As soon as you enter the venue four performers are already onstage tuning up and jamming out; you’re not sure if this is a cast or a band but either way they seem to be having a good time which makes it pretty easy for the audience to settle in for the evening. But before you know it the lights are bright and the amps are blaring, and I for one am glad of having picked up a pair of ear plugs at the bar as the music fills the cabaret space of Soho Downstairs.
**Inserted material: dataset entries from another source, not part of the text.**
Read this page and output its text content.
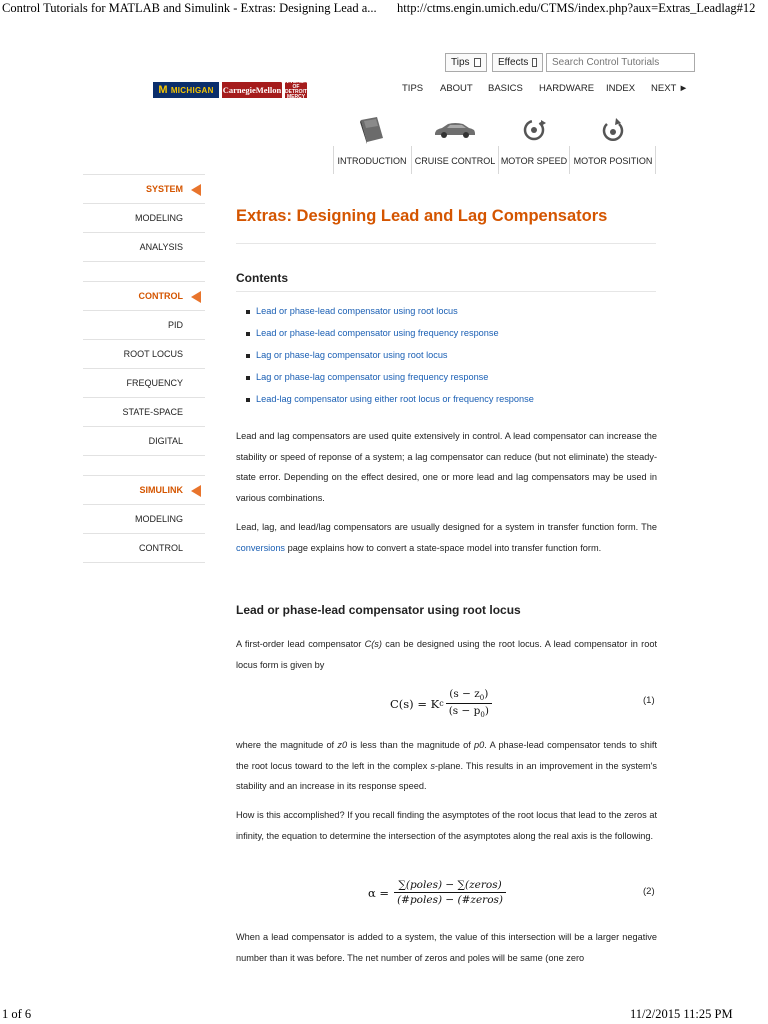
Control Tutorials for MATLAB and Simulink - Extras: Designing Lead a... http://ctms.engin.umich.edu/CTMS/index.php?aux=Extras_Leadlag#12
Tips	Effects
Search Control Tutorials
M MICHIGAN CarnegieMellon
UNIVERSITY OF DETROIT MERCY
TIPS ABOUT BASICS HARDWARE INDEX NEXT ►
INTRODUCTION CRUISE CONTROL MOTOR SPEED MOTOR POSITION
SYSTEM
MODELING
ANALYSIS
CONTROL
PID
ROOT LOCUS
FREQUENCY
STATE-SPACE
DIGITAL
SIMULINK
MODELING
CONTROL
Extras: Designing Lead and Lag Compensators
Contents
Lead or phase-lead compensator using root locus
Lead or phase-lead compensator using frequency response
Lag or phase-lag compensator using root locus
Lag or phase-lag compensator using frequency response
Lead-lag compensator using either root locus or frequency response

Lead and lag compensators are used quite extensively in control. A lead compensator can increase the stability or speed of reponse of a system; a lag compensator can reduce (but not eliminate) the steady-state error. Depending on the effect desired, one or more lead and lag compensators may be used in various combinations.

Lead, lag, and lead/lag compensators are usually designed for a system in transfer function form. The conversions page explains how to convert a state-space model into transfer function form.

Lead or phase-lead compensator using root locus

A first-order lead compensator C(s) can be designed using the root locus. A lead compensator in root locus form is given by

C(s) = K c $\frac{(s - z_0)}{(s - p_0)}$	(1)

where the magnitude of z0 is less than the magnitude of p0. A phase-lead compensator tends to shift the root locus toward to the left in the complex s-plane. This results in an improvement in the system's stability and an increase in its response speed.

How is this accomplished? If you recall finding the asymptotes of the root locus that lead to the zeros at infinity, the equation to determine the intersection of the asymptotes along the real axis is the following.

$\alpha = \frac{\text{∑(poles) − ∑(zeros)}}{\text{(\#poles) − (\#zeros)}}$	(2)

When a lead compensator is added to a system, the value of this intersection will be a larger negative number than it was before. The net number of zeros and poles will be same (one zero

1 of 6	11/2/2015 11:25 PM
Into the first play (or should it be ‘movement’ of this three part symphony?) Jonesy by Tom Wells, the underdog story of an asthmatic teen who dreams of making a name for himself as a ‘Netball Maverick’ and earning the respect of the ‘lads’ from GCSE PE. Iddon Jones is the first protagonist of the evening, setting him up as the sort of front man of this four-piece, and he sets the standard high. He gives a striking performance of the hopefully hopeless teen, charming and energetic even when faced with failure. There is a self-awareness in the writing which encourages the audience to believe in its absurdity, aided by the music that is interwoven into the story-telling itself.

The other two plays don’t pack quite the punch of their predecessor; particularly as they both deal with more similar and familiar subject matter. Ella Hickson’s offering, A Love Song For The People Of London, tries to poke fun at the tropes of the ironically moustachioed geek boy (Liam Gerrard) who falls for the manic pixie dream girl (Katie Elin-Salt) he watches on the bus each morning. The writing doesn’t really have enough time to pick these ideas apart which unfortunately leaves the criticism underdeveloped; however it’s clear Gerrard and Elin-Salt are in on the joke as their performances bring a knowing humour to the fore.
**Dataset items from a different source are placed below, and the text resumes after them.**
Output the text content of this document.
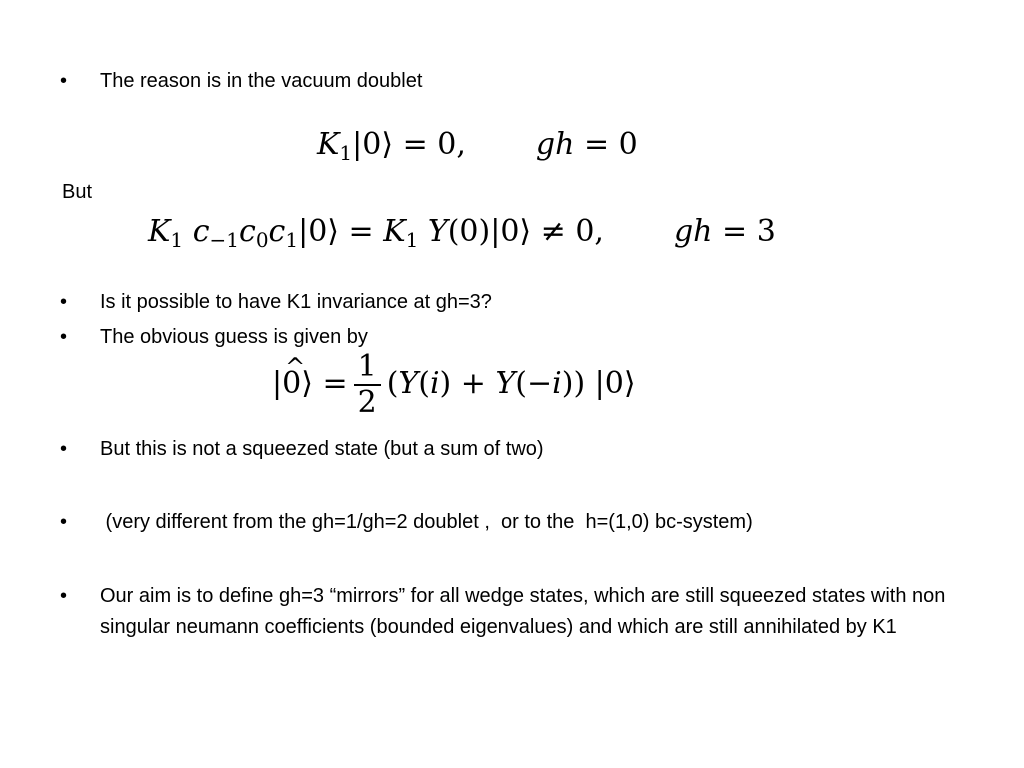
• The reason is in the vacuum doublet
$K_1|0⟩ = 0$, gh = 0
But
$K_1$ $c_{-1}c_0c_1|0⟩ = K_1$ Y(0)|0⟩ ≠ 0, gh = 3
• Is it possible to have K1 invariance at gh=3?
• The obvious guess is given by
|^ 0⟩ = $\frac{1}{2} (Y(i) + Y(-i))$ |0⟩
• But this is not a squeezed state (but a sum of two)
• (very different from the gh=1/gh=2 doublet ,  or to the  h=(1,0) bc-system)
• Our aim is to define gh=3 “mirrors” for all wedge states, which are still squeezed states with non singular neumann coefficients (bounded eigenvalues) and which are still annihilated by K1
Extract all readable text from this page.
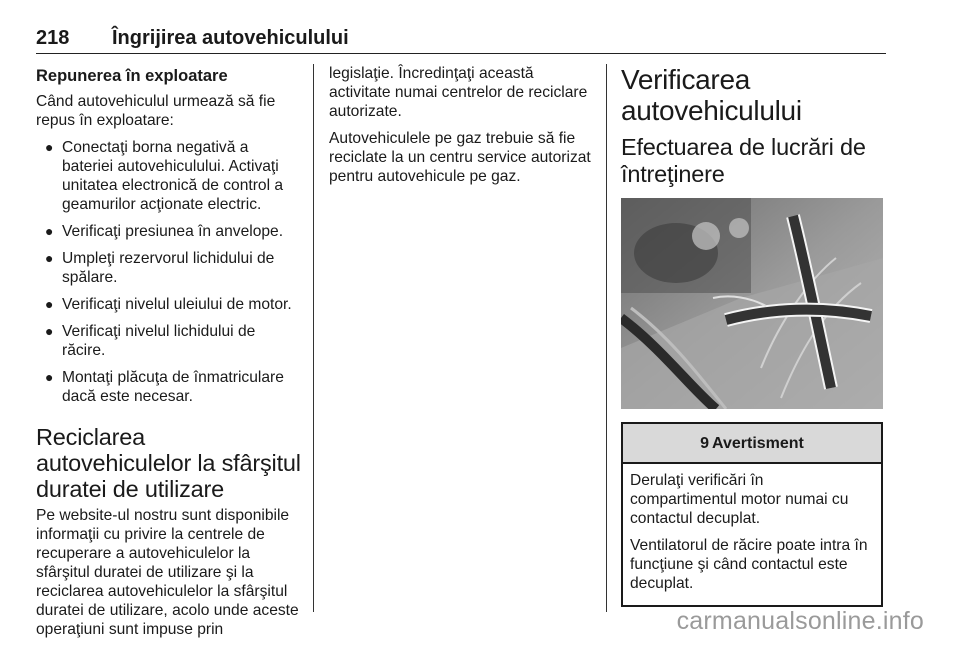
218 Îngrijirea autovehiculului
Repunerea în exploatare

Când autovehiculul urmează să fie repus în exploatare:

● Conectaţi borna negativă a bateriei autovehiculului. Activaţi unitatea electronică de control a geamurilor acţionate electric.
● Verificaţi presiunea în anvelope.
● Umpleţi rezervorul lichidului de spălare.
● Verificaţi nivelul uleiului de motor.
● Verificaţi nivelul lichidului de răcire.
● Montaţi plăcuţa de înmatriculare dacă este necesar.
Reciclarea autovehiculelor la sfârşitul duratei de utilizare

Pe website-ul nostru sunt disponibile informaţii cu privire la centrele de recuperare a autovehiculelor la sfârşitul duratei de utilizare şi la reciclarea autovehiculelor la sfârşitul duratei de utilizare, acolo unde aceste operaţiuni sunt impuse prin

legislaţie. Încredinţaţi această activitate numai centrelor de reciclare autorizate.

Autovehiculele pe gaz trebuie să fie reciclate la un centru service autorizat pentru autovehicule pe gaz.

Verificarea autovehiculului
Efectuarea de lucrări de întreţinere
9 Avertisment

Derulaţi verificări în compartimentul motor numai cu contactul decuplat.

Ventilatorul de răcire poate intra în funcţiune şi când contactul este decuplat.

carmanualsonline.info
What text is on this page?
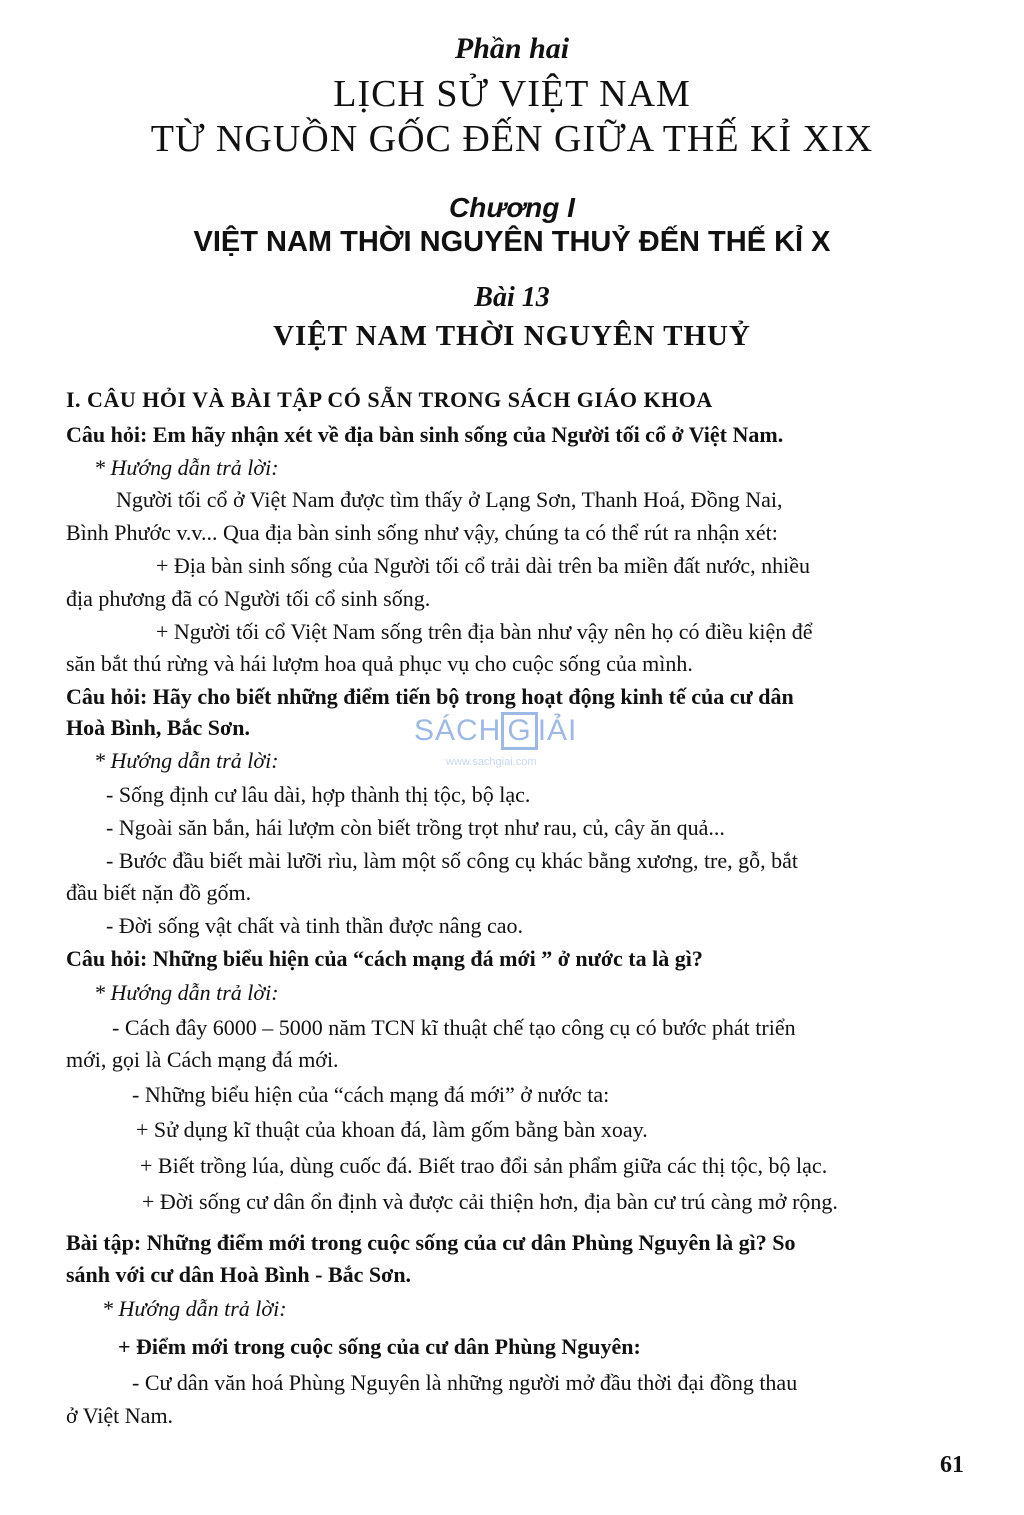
Phần hai
LỊCH SỬ VIỆT NAM
TỪ NGUỒN GỐC ĐẾN GIỮA THẾ KỈ XIX
Chương I
VIỆT NAM THỜI NGUYÊN THUỶ ĐẾN THẾ KỈ X
Bài 13
VIỆT NAM THỜI NGUYÊN THUỶ
I. CÂU HỎI VÀ BÀI TẬP CÓ SẴN TRONG SÁCH GIÁO KHOA
Câu hỏi: Em hãy nhận xét về địa bàn sinh sống của Người tối cổ ở Việt Nam.
* Hướng dẫn trả lời:
Người tối cổ ở Việt Nam được tìm thấy ở Lạng Sơn, Thanh Hoá, Đồng Nai,
Bình Phước v.v... Qua địa bàn sinh sống như vậy, chúng ta có thể rút ra nhận xét:
+ Địa bàn sinh sống của Người tối cổ trải dài trên ba miền đất nước, nhiều
địa phương đã có Người tối cổ sinh sống.
+ Người tối cổ Việt Nam sống trên địa bàn như vậy nên họ có điều kiện để
săn bắt thú rừng và hái lượm hoa quả phục vụ cho cuộc sống của mình.
Câu hỏi: Hãy cho biết những điểm tiến bộ trong hoạt động kinh tế của cư dân
Hoà Bình, Bắc Sơn.
* Hướng dẫn trả lời:
- Sống định cư lâu dài, hợp thành thị tộc, bộ lạc.
- Ngoài săn bắn, hái lượm còn biết trồng trọt như rau, củ, cây ăn quả...
- Bước đầu biết mài lưỡi rìu, làm một số công cụ khác bằng xương, tre, gỗ, bắt
đầu biết nặn đồ gốm.
- Đời sống vật chất và tinh thần được nâng cao.
Câu hỏi: Những biểu hiện của “cách mạng đá mới ” ở nước ta là gì?
* Hướng dẫn trả lời:
- Cách đây 6000 – 5000 năm TCN kĩ thuật chế tạo công cụ có bước phát triển
mới, gọi là Cách mạng đá mới.
- Những biểu hiện của “cách mạng đá mới” ở nước ta:
+ Sử dụng kĩ thuật của khoan đá, làm gốm bằng bàn xoay.
+ Biết trồng lúa, dùng cuốc đá. Biết trao đổi sản phẩm giữa các thị tộc, bộ lạc.
+ Đời sống cư dân ổn định và được cải thiện hơn, địa bàn cư trú càng mở rộng.
Bài tập: Những điểm mới trong cuộc sống của cư dân Phùng Nguyên là gì? So
sánh với cư dân Hoà Bình - Bắc Sơn.
* Hướng dẫn trả lời:
+ Điểm mới trong cuộc sống của cư dân Phùng Nguyên:
- Cư dân văn hoá Phùng Nguyên là những người mở đầu thời đại đồng thau
ở Việt Nam.
SÁCH G IẢI
www.sachgiai.com
61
The final play is Nick Payne’s My Thoughts On Leaving You. It is your typical boy meets girl (on the piss-soaked floor of a men’s room), girl falls in love with boy (against her better judgement), boy cheats on girl (with stranger who inevitably knows girl) boy tries to win back girl (with a rock ballad, obviously). Jack Brown has been providing excellent secondary character comedic work in the previous two pieces, so it’s rewarding to see him step into centre stage. What holds this play back is that the music is less entwined with the writing and more separated into a traditional song format, which feels a little safe. Although we are treated to a bolshie bluesy number from Elin-Salt, that stirs up a lot of love from the crowd, it feels like some of the unique quality of this theatre-gig format has been lost.
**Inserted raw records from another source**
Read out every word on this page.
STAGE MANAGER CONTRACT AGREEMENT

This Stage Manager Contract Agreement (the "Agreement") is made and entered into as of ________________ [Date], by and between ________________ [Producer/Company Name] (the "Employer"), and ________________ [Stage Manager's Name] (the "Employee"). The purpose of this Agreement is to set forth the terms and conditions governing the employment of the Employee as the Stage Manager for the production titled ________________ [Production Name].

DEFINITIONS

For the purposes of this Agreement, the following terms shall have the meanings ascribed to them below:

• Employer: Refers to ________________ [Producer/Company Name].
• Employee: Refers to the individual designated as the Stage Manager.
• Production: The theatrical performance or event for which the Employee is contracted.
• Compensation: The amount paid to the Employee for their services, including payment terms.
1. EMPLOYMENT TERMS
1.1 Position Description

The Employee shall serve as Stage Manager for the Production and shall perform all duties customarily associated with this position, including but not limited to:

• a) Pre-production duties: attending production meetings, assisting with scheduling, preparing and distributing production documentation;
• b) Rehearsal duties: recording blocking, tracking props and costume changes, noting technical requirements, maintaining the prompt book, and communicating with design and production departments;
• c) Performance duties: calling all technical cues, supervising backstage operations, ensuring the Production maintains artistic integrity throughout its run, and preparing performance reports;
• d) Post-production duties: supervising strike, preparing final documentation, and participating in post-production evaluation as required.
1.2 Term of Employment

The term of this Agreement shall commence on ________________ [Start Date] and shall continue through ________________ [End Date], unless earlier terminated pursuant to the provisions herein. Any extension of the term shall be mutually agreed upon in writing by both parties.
As the final chords ring in your ears it hard to deny that this has been an enjoyable hour. The multi-instrumental performers have continually impressed with their skills, the crowd have been amused by the well-timed comedy of each piece as well as plenty of ad hoc interactions, and there’s even been a bit of cheering and clapping along. Although there are still a few kinks in the form, it is exciting and perhaps most importantly it doesn’t feel pretentious. This show has been around for a few years now and don’t be surprised if it carries on plugging in for a few more.